Radar – A system for detecting the presence, direction and distance of objects. Radar is an acronym of "radio detecting and ranging"
In the raid in the dark (radar), a thief stole a radio, but police detection and a wide-ranging enquiry resulted in its return (radio detection and ranging).
Radio waves were first used to detect objects beyond the range of sight during the 1930s. The equipment, which was quickly dubbed "radar", was destined to play a vital role in World War II.
At the outbreak of the war in 1939, a chain of early-warning radar installations called Chain Home stations had already been established along the south and east coasts of Britain.
These radar systems could detect aircraft at a range of 80 miles and they played an important role in the Battle of Britain, providing early warning of German attacks.
The Chain Home stations were large installations with masts of more than 100 metres in height.
However, the invention of the cavity magnetron – a high-powered vacuum tube that generates microwaves – provided far more powerful radio waves with shorter wavelengths.
This resulted in much smaller, more powerful and sensitive radar units being made.
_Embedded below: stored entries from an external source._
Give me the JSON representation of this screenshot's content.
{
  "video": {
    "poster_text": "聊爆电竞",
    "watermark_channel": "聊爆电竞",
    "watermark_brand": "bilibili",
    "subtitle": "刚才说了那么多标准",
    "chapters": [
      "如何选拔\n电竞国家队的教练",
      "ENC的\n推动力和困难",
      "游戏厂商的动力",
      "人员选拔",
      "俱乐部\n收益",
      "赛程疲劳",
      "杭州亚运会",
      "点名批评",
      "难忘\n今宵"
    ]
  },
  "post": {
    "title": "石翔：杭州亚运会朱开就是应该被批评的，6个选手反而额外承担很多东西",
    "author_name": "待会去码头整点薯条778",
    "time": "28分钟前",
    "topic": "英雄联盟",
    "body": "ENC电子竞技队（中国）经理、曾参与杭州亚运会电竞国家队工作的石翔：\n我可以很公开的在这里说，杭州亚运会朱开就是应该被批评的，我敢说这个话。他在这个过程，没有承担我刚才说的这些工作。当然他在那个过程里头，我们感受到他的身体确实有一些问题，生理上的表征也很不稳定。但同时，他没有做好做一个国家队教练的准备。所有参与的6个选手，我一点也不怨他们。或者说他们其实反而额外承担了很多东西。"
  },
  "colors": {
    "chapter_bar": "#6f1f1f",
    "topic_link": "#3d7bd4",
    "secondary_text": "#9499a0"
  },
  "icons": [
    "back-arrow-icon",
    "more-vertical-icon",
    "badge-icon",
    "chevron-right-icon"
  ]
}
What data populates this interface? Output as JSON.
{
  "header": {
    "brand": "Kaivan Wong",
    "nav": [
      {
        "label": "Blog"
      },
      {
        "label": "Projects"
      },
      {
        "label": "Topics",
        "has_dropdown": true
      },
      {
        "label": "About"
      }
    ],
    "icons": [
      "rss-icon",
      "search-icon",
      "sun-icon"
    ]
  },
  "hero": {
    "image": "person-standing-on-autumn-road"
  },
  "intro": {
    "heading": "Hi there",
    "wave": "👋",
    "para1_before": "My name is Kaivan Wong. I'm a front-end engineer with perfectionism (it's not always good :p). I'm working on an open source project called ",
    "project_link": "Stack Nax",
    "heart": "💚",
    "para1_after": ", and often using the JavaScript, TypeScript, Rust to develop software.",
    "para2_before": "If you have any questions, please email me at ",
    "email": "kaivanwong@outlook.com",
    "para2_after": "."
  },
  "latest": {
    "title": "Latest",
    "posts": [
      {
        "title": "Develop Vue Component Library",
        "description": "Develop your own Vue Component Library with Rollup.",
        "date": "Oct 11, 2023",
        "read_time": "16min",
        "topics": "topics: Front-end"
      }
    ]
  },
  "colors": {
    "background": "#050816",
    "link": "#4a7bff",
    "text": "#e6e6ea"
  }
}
They gave the Allies a technological advantage compared with the devices used by the enemy.
New equipment that could be used in aircraft and ships, and for land warfare, was quickly developed.
At the end of World War II, a popular saying was: "The bomb may have ended the war (a reference to the atomic bombing of Japan) but radar won it."
Interesting fact: Although serious development of radar did not start until the 1930s, the basic idea had its origins in experiments in electromagnetic radiation conducted by German physicist Henrich Hertz in the late 1880s. He verified even earlier work by Scottish physicist James Clerk Maxwell, who determined that both light waves and radio waves are examples of electromagnetic waves governed by the same laws but having widely different frequencies.